In the end, she found the kitchen by accident. As she returned to the stairs, she spotted a small door in the wall to her right. She opened it. It revealed a smaller set of stairs winding itself down. Servants’ stairs.

“This must be it,” Birdie muttered. Thankful that she’d brought the candle along, she followed the stairs down.

She found herself standing in what must have been the servants’ hall. The kitchen, however, was empty.

“Looks like you have to prepare your own supper.” If there was one thing Birdie knew how to do, it was cooking. She’d spent countless hours in the kitchen of her former home, watching their cook dice, boil, broil, chop, and whisk everything from Yorkshire puddings and mutton cutlets to minced pies and madeira tartlets. Cook’s biscuits were legendary. When Cook was in a good mood, she’d sometimes allowed her to help cut out the biscuits and stamp emblems on the dough with the biscuit stamp. But most of the time, whilst she tolerated Birdie’s presence, she did not approve of her helping in the kitchen.

She’d put her hands against her hips, purse her lips and say, “You’re a baron’s daughter, miss. It’s beneath your station to be here. I’ll let you watch, but you won’t move a finger, you won’t.” Then she’d explain in great detail how to broil a good lamb.

Birdie was grateful for every minute she was allowed to spend in the kitchens.
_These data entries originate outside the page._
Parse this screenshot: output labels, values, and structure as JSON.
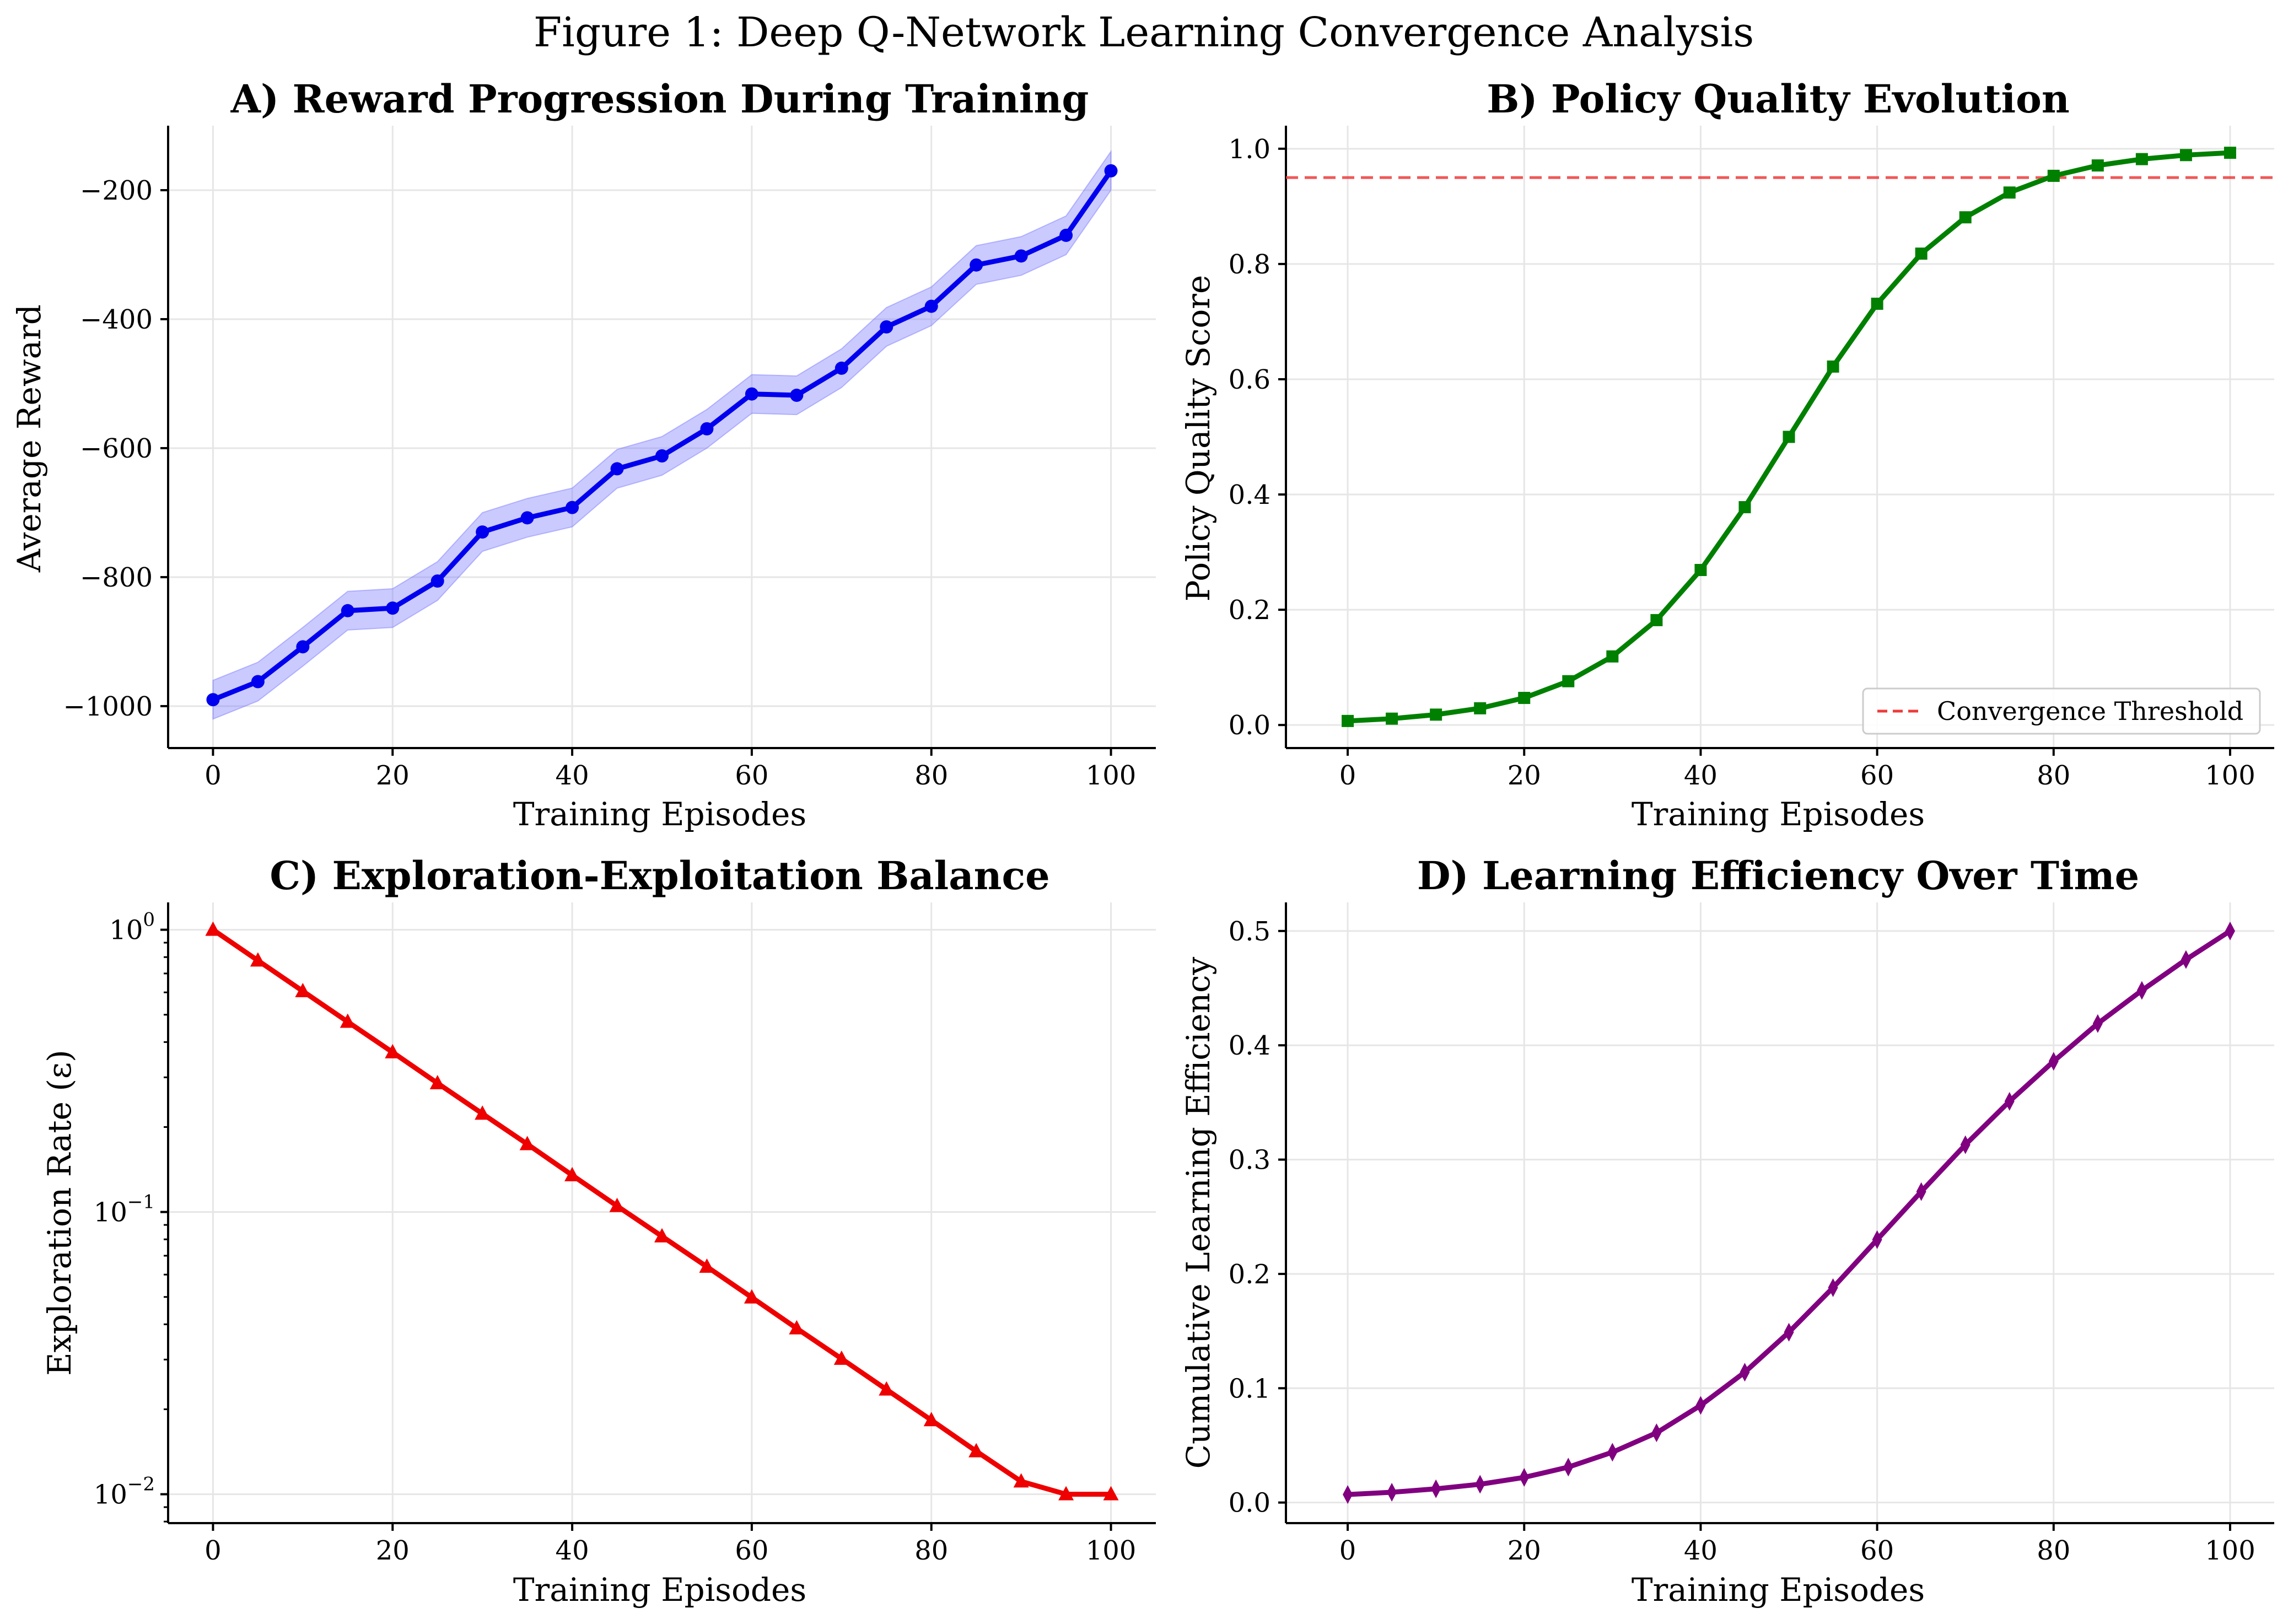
{
  "figure_title": "Figure 1: Deep Q-Network Learning Convergence Analysis",
  "chart_data": [
    {
      "id": "A",
      "type": "line",
      "title": "A) Reward Progression During Training",
      "xlabel": "Training Episodes",
      "ylabel": "Average Reward",
      "xlim": [
        -5,
        105
      ],
      "ylim": [
        -1065,
        -100
      ],
      "xticks": [
        0,
        20,
        40,
        60,
        80,
        100
      ],
      "yticks": [
        -1000,
        -800,
        -600,
        -400,
        -200
      ],
      "ytick_labels": [
        "−1000",
        "−800",
        "−600",
        "−400",
        "−200"
      ],
      "grid": true,
      "color": "#0000ee",
      "band_color": "#6666ff",
      "marker": "circle",
      "series": [
        {
          "x": [
            0,
            5,
            10,
            15,
            20,
            25,
            30,
            35,
            40,
            45,
            50,
            55,
            60,
            65,
            70,
            75,
            80,
            85,
            90,
            95,
            100
          ],
          "y": [
            -990,
            -962,
            -908,
            -852,
            -848,
            -806,
            -730,
            -708,
            -692,
            -632,
            -612,
            -570,
            -516,
            -518,
            -476,
            -412,
            -380,
            -316,
            -302,
            -270,
            -170
          ],
          "band_lower": [
            -1020,
            -992,
            -938,
            -882,
            -878,
            -836,
            -760,
            -738,
            -722,
            -662,
            -642,
            -600,
            -546,
            -548,
            -506,
            -442,
            -410,
            -346,
            -332,
            -300,
            -200
          ],
          "band_upper": [
            -960,
            -932,
            -878,
            -822,
            -818,
            -776,
            -700,
            -678,
            -662,
            -602,
            -582,
            -540,
            -486,
            -488,
            -446,
            -382,
            -350,
            -286,
            -272,
            -240,
            -140
          ]
        }
      ]
    },
    {
      "id": "B",
      "type": "line",
      "title": "B) Policy Quality Evolution",
      "xlabel": "Training Episodes",
      "ylabel": "Policy Quality Score",
      "xlim": [
        -7,
        105
      ],
      "ylim": [
        -0.04,
        1.04
      ],
      "xticks": [
        0,
        20,
        40,
        60,
        80,
        100
      ],
      "yticks": [
        0.0,
        0.2,
        0.4,
        0.6,
        0.8,
        1.0
      ],
      "ytick_labels": [
        "0.0",
        "0.2",
        "0.4",
        "0.6",
        "0.8",
        "1.0"
      ],
      "grid": true,
      "color": "#008000",
      "marker": "square",
      "series": [
        {
          "x": [
            0,
            5,
            10,
            15,
            20,
            25,
            30,
            35,
            40,
            45,
            50,
            55,
            60,
            65,
            70,
            75,
            80,
            85,
            90,
            95,
            100
          ],
          "y": [
            0.007,
            0.011,
            0.018,
            0.029,
            0.047,
            0.076,
            0.119,
            0.182,
            0.269,
            0.378,
            0.5,
            0.622,
            0.731,
            0.818,
            0.881,
            0.924,
            0.953,
            0.971,
            0.982,
            0.989,
            0.993
          ]
        }
      ],
      "threshold": {
        "y": 0.95,
        "label": "Convergence Threshold",
        "color": "#ee3b3b"
      },
      "legend": "lower-right"
    },
    {
      "id": "C",
      "type": "line",
      "title": "C) Exploration-Exploitation Balance",
      "xlabel": "Training Episodes",
      "ylabel": "Exploration Rate (ε)",
      "xlim": [
        -5,
        105
      ],
      "ylim": [
        0.0079,
        1.25
      ],
      "yscale": "log",
      "xticks": [
        0,
        20,
        40,
        60,
        80,
        100
      ],
      "yticks": [
        0.01,
        0.1,
        1.0
      ],
      "ytick_labels": [
        {
          "base": "10",
          "exp": "−2"
        },
        {
          "base": "10",
          "exp": "−1"
        },
        {
          "base": "10",
          "exp": "0"
        }
      ],
      "grid": true,
      "color": "#ee0000",
      "marker": "triangle",
      "series": [
        {
          "x": [
            0,
            5,
            10,
            15,
            20,
            25,
            30,
            35,
            40,
            45,
            50,
            55,
            60,
            65,
            70,
            75,
            80,
            85,
            90,
            95,
            100
          ],
          "y": [
            1.0,
            0.778,
            0.606,
            0.472,
            0.368,
            0.286,
            0.223,
            0.174,
            0.135,
            0.105,
            0.082,
            0.064,
            0.0498,
            0.0387,
            0.0302,
            0.0235,
            0.0183,
            0.0142,
            0.0111,
            0.01,
            0.01
          ]
        }
      ]
    },
    {
      "id": "D",
      "type": "line",
      "title": "D) Learning Efficiency Over Time",
      "xlabel": "Training Episodes",
      "ylabel": "Cumulative Learning Efficiency",
      "xlim": [
        -7,
        105
      ],
      "ylim": [
        -0.018,
        0.525
      ],
      "xticks": [
        0,
        20,
        40,
        60,
        80,
        100
      ],
      "yticks": [
        0.0,
        0.1,
        0.2,
        0.3,
        0.4,
        0.5
      ],
      "ytick_labels": [
        "0.0",
        "0.1",
        "0.2",
        "0.3",
        "0.4",
        "0.5"
      ],
      "grid": true,
      "color": "#800080",
      "marker": "diamond",
      "series": [
        {
          "x": [
            0,
            5,
            10,
            15,
            20,
            25,
            30,
            35,
            40,
            45,
            50,
            55,
            60,
            65,
            70,
            75,
            80,
            85,
            90,
            95,
            100
          ],
          "y": [
            0.007,
            0.009,
            0.012,
            0.016,
            0.022,
            0.031,
            0.044,
            0.061,
            0.085,
            0.114,
            0.149,
            0.188,
            0.23,
            0.272,
            0.313,
            0.351,
            0.386,
            0.419,
            0.448,
            0.475,
            0.5
          ]
        }
      ]
    }
  ]
}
It was her way of avoiding her family whenever she visited: her mother, whom she could never please, her two sisters, whom she did not understand, and her brother, who was a rake and a gambler and perpetually absent.

When she was younger, Birdie sometimes thought that she must’ve been a changeling, swapped at birth, for she had nothing at all in common with her family. All her mother’s beauty and ethereal loveliness had gone to her sisters. Her mother had lamented that Birdie was plump, with devil’s hair and street-boy freckles. Once, her mother had forced her to eat chalk, hoping it would whiten up her skin. She’d had to scrub her face with freckle wash, a mixture of lemon, milk and brandy, which left her skin raw and irritated. She wasn’t allowed to go outside, for she had to stay out of the sun.
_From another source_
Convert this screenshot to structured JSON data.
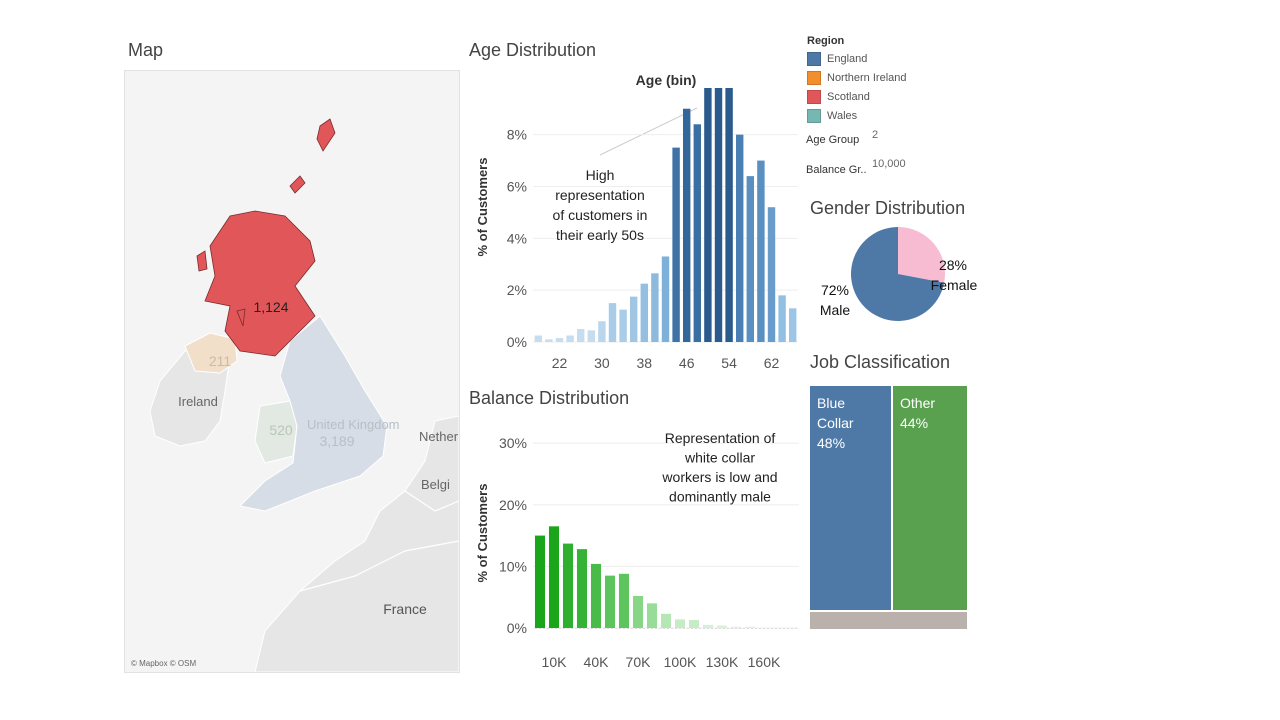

It was a relief when her holiday time at her home was over and she could return to Miss Hilversham’s seminary, where no one cared about the colour of her hair or how many freckles she had. She considered the seminary to be her real home. There, too, she’d wheedled the cook to teach her a thing or two about whipping up a good syllabub.
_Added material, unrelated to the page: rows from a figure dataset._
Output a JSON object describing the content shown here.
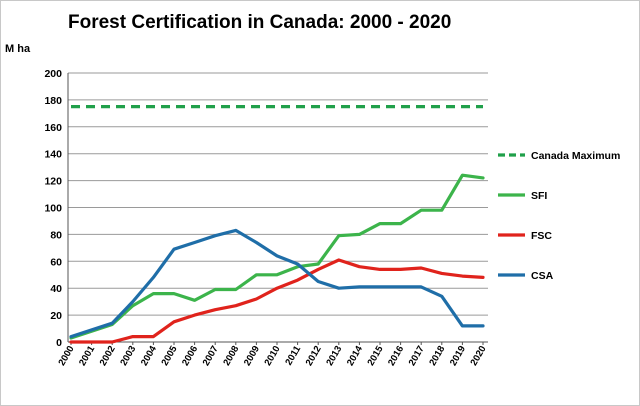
{
  "chart_data": {
    "type": "line",
    "title": "Forest Certification in Canada: 2000 - 2020",
    "ylabel": "M ha",
    "xlabel": "",
    "ylim": [
      0,
      200
    ],
    "yticks": [
      0,
      20,
      40,
      60,
      80,
      100,
      120,
      140,
      160,
      180,
      200
    ],
    "grid": true,
    "legend_position": "right",
    "categories": [
      "2000",
      "2001",
      "2002",
      "2003",
      "2004",
      "2005",
      "2006",
      "2007",
      "2008",
      "2009",
      "2010",
      "2011",
      "2012",
      "2013",
      "2014",
      "2015",
      "2016",
      "2017",
      "2018",
      "2019",
      "2020"
    ],
    "series": [
      {
        "name": "Canada Maximum",
        "color": "#20A04A",
        "style": "dashed",
        "values": [
          175,
          175,
          175,
          175,
          175,
          175,
          175,
          175,
          175,
          175,
          175,
          175,
          175,
          175,
          175,
          175,
          175,
          175,
          175,
          175,
          175
        ]
      },
      {
        "name": "SFI",
        "color": "#3CB44B",
        "style": "solid",
        "values": [
          3,
          8,
          13,
          27,
          36,
          36,
          31,
          39,
          39,
          50,
          50,
          56,
          58,
          79,
          80,
          88,
          88,
          98,
          98,
          124,
          122
        ]
      },
      {
        "name": "FSC",
        "color": "#E0231C",
        "style": "solid",
        "values": [
          0,
          0,
          0,
          4,
          4,
          15,
          20,
          24,
          27,
          32,
          40,
          46,
          54,
          61,
          56,
          54,
          54,
          55,
          51,
          49,
          48
        ]
      },
      {
        "name": "CSA",
        "color": "#1F6EA8",
        "style": "solid",
        "values": [
          4,
          9,
          14,
          30,
          48,
          69,
          74,
          79,
          83,
          74,
          64,
          58,
          45,
          40,
          41,
          41,
          41,
          41,
          34,
          12,
          12
        ]
      }
    ]
  }
}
Birdie set the candle down on the centre table and lit a lamp.

The kitchen had a surprisingly modern cast-iron range, which looked unused, as well as a range of copper cookware, pots and pans in the shelves.

She studied the larder, which, to her surprise, contained some food items, predominantly oats and flour, but also a basket full of eggs and blood sausages that hung from hooks. In a drawer, she found some stale bread.